Click the graphs below to view acres burned over time in US.
In 2011, the University of Idaho Policy Analysis Group predicted that high forest mortality and low timber removal rates in the Western states promised hazardous fuel accumulations and big fires. Read the report here.
A large percentage of Idaho’s forest are at dangerously high risk of severe fire because of dense and overcrowded conditions and dead and dying trees. At-risk forests burn more intensely and are more likely to destroy existing wildlife habitat, threaten homes and watersheds, damage soils, and emit large amounts of carbon dioxide and other pollutants.
Removal (mortality, harvesting, insect, disease and fire damage) versus net growth (growth less natural mortality) greatly exceeds removals (harvests) in Idaho forests, particularly on National Forests.
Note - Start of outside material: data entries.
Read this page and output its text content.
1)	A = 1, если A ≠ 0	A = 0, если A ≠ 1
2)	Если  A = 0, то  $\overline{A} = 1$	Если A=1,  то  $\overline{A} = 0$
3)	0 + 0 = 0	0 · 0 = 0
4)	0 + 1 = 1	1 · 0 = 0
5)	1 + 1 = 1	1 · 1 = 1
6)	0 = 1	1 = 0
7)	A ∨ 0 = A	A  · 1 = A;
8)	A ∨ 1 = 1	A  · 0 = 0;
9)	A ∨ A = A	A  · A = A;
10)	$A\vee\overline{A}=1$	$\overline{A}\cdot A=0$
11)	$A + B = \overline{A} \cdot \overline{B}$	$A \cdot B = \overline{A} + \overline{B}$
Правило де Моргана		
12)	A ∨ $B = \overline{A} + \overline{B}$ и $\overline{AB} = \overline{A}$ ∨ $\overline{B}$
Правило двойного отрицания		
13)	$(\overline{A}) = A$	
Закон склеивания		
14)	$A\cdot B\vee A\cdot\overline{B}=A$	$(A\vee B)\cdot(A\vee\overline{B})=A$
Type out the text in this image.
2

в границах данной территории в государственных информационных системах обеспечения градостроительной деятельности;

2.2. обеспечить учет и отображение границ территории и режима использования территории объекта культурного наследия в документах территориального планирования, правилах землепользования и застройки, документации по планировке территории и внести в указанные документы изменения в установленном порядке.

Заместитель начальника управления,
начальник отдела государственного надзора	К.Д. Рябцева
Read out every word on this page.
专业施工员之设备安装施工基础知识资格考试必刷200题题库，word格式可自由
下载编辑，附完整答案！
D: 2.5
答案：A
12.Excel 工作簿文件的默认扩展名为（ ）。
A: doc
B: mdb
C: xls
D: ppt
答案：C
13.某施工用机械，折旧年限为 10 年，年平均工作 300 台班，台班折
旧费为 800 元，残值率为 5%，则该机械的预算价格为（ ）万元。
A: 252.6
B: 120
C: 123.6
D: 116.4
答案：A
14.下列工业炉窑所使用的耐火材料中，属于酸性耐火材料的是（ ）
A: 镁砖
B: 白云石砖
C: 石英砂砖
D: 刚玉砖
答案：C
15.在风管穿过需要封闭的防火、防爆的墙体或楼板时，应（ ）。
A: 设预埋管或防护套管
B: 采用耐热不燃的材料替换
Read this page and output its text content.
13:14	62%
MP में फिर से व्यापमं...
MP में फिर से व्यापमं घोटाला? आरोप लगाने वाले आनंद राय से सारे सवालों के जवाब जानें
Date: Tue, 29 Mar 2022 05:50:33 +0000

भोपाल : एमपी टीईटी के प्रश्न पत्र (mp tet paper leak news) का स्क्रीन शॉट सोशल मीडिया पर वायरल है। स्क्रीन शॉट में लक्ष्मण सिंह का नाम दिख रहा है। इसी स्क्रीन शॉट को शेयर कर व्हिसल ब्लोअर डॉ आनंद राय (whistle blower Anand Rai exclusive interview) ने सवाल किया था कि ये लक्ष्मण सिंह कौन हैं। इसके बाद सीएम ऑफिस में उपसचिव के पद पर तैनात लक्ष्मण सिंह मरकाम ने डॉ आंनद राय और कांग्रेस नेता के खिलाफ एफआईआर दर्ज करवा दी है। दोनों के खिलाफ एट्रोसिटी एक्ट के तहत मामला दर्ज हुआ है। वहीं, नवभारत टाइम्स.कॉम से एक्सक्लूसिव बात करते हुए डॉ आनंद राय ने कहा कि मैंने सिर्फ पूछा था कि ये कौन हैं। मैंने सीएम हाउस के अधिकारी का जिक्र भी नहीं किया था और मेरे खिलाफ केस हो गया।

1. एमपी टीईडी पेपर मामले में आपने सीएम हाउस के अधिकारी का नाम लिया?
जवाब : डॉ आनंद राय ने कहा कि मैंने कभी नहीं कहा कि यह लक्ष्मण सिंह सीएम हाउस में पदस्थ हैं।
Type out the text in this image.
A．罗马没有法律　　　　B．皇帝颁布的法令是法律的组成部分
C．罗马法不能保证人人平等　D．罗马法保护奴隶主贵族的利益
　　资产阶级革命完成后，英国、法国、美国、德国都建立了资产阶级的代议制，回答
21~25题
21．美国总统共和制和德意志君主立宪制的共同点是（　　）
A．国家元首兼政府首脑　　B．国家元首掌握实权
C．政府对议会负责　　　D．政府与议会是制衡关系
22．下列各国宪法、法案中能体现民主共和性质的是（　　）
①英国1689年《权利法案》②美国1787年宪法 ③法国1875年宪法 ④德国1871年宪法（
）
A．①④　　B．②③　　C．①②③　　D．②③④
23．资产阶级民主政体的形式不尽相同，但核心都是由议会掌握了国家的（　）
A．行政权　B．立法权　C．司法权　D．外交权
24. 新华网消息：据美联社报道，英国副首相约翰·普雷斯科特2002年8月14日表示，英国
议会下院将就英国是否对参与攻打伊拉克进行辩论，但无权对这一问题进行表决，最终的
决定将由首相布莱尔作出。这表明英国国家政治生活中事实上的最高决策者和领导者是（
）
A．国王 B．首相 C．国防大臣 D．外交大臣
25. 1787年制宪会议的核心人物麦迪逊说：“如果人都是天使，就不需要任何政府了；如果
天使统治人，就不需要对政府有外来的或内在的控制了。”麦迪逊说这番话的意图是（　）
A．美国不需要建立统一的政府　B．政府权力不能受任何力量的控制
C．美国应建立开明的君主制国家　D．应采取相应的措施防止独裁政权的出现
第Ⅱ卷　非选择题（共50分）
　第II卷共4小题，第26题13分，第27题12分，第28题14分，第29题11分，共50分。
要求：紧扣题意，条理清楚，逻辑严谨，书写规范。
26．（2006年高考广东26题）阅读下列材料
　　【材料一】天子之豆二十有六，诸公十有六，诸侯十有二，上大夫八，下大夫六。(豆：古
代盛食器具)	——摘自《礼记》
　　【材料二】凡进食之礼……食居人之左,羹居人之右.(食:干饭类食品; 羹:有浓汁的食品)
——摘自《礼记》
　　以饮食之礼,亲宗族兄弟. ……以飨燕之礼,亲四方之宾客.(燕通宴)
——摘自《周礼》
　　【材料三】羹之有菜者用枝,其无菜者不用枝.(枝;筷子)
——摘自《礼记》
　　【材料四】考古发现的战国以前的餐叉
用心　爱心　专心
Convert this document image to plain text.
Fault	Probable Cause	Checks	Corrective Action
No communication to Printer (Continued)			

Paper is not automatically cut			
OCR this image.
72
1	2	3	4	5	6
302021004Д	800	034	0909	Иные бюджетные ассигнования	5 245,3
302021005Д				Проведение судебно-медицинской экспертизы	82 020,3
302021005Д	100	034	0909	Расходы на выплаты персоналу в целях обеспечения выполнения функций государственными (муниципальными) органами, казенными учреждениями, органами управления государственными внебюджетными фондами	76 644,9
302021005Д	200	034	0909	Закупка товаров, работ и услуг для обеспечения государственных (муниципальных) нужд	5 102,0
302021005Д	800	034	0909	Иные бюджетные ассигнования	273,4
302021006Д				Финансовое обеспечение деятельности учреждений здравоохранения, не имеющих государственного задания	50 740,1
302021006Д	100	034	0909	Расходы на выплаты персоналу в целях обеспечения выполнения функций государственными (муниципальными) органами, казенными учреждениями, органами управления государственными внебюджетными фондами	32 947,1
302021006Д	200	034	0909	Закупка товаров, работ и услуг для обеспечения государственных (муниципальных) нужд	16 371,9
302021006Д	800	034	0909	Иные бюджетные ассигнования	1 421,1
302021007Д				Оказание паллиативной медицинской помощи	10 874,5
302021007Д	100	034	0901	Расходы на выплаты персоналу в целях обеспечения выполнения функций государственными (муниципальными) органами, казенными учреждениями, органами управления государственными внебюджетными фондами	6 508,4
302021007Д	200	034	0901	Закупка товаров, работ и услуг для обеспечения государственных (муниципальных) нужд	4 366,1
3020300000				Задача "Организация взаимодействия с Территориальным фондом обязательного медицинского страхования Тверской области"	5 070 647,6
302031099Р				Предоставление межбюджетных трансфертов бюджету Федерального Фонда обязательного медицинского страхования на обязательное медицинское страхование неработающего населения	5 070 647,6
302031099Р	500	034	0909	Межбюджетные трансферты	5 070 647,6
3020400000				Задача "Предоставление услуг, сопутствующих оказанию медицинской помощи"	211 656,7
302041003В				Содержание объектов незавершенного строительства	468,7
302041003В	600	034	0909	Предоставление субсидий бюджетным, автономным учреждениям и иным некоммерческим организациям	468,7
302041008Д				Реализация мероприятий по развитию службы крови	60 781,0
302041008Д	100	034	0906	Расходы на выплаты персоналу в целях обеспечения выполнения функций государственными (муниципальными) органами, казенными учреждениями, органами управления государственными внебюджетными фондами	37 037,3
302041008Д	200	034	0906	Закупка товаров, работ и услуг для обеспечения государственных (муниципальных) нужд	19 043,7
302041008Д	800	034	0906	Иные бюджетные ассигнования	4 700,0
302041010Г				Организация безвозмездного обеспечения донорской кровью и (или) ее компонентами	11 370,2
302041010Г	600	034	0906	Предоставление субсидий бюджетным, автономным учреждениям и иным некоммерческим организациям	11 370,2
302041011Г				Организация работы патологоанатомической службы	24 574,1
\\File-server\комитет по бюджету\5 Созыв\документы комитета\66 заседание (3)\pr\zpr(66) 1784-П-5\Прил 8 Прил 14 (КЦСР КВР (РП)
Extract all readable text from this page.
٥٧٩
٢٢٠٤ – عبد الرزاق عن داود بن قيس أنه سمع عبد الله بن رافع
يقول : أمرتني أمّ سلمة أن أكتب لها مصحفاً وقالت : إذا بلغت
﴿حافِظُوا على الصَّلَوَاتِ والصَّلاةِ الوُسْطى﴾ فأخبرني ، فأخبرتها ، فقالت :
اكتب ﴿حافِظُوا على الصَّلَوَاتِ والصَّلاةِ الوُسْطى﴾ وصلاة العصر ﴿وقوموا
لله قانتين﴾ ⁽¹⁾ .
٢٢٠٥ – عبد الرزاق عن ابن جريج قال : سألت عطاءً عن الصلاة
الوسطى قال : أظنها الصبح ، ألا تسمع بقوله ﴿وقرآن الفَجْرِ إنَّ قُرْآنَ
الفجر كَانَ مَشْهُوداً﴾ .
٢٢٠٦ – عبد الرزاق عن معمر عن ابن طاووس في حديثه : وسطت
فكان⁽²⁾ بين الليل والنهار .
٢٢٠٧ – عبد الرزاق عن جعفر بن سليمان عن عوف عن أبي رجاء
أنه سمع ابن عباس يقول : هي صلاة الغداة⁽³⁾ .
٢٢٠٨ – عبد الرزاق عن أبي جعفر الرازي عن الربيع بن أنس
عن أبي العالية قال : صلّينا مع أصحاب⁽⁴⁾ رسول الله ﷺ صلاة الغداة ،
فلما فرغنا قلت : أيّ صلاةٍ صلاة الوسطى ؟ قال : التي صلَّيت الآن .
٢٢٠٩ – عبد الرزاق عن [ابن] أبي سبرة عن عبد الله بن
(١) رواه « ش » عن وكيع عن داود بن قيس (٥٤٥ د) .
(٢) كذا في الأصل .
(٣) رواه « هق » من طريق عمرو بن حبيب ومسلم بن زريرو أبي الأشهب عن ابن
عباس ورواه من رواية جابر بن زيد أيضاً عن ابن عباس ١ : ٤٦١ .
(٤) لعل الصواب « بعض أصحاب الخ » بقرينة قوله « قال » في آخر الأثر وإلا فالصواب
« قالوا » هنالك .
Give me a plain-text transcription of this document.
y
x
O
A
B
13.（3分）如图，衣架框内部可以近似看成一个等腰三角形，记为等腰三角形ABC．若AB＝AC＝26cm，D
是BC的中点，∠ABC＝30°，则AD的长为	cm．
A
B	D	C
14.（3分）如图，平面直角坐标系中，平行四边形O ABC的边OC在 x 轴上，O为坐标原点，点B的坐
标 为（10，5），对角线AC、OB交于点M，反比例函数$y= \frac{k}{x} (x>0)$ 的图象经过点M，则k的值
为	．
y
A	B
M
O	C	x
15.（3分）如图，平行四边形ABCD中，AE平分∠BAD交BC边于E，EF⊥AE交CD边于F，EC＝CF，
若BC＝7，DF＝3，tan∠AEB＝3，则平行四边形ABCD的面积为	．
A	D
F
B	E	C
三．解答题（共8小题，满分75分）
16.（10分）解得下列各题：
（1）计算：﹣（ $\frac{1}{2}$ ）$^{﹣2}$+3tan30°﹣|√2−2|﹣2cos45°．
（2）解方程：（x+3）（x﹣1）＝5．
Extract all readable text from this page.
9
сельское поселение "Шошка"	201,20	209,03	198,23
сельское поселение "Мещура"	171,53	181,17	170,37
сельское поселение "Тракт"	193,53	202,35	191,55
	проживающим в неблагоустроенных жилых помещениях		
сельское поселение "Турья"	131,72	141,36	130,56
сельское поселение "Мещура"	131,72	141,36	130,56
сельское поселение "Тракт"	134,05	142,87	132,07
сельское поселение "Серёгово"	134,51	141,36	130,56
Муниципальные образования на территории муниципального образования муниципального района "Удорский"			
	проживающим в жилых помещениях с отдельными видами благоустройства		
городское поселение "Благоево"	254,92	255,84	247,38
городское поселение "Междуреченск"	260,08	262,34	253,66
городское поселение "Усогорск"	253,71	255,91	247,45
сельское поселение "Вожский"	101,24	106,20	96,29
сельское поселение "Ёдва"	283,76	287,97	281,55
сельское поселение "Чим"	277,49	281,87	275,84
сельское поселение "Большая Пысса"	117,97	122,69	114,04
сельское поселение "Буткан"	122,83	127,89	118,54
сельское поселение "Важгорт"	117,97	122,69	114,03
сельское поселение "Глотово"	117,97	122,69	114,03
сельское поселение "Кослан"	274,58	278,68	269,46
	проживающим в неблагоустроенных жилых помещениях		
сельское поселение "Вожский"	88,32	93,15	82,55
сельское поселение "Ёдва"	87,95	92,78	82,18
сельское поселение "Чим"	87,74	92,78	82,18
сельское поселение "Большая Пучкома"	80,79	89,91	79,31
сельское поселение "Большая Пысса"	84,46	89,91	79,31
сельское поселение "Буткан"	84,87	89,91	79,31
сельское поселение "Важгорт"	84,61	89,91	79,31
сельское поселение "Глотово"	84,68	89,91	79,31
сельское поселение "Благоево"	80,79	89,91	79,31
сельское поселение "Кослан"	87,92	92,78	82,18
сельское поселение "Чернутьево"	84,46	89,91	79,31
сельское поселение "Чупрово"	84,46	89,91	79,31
This condition is unsustainable and will ultimately be brought into balance by nature through insects, fire or a combination of both. Maintaining forest health is a matter of establishing sustainable stand conditions and reducing risks. Management of at risk stands has significant economic costs, unless it is coupled with the production of forest products.
The Cost of Fire
Costs associated with fire suppression have greatly increased while timber harvests in many of these areas have greatly decreased. Click the image to view the federal costs associated with fire suppression in the US from 1985-2017.
FOREST FACT: In 2017, it cost the federal government nearly $3 billion to suppress wildland fires across the U.S.
FOREST FACT: The 2018 forest fire season cost the State of Idaho $20 million.
Wildfires also burn productive timberlands, make recreation and tourism unappealing and affect agricultural production. Smoke from fires has an adverse effect on health and safety. Depending on the severity and location of a wildfire, post-disaster recovery can come with a considerable price tag. Factors that affect state and local budgets in the long-term include replacement of lost facilities and associated infrastructure, watershed and water quality mitigation and sensitive species and habitat restoration.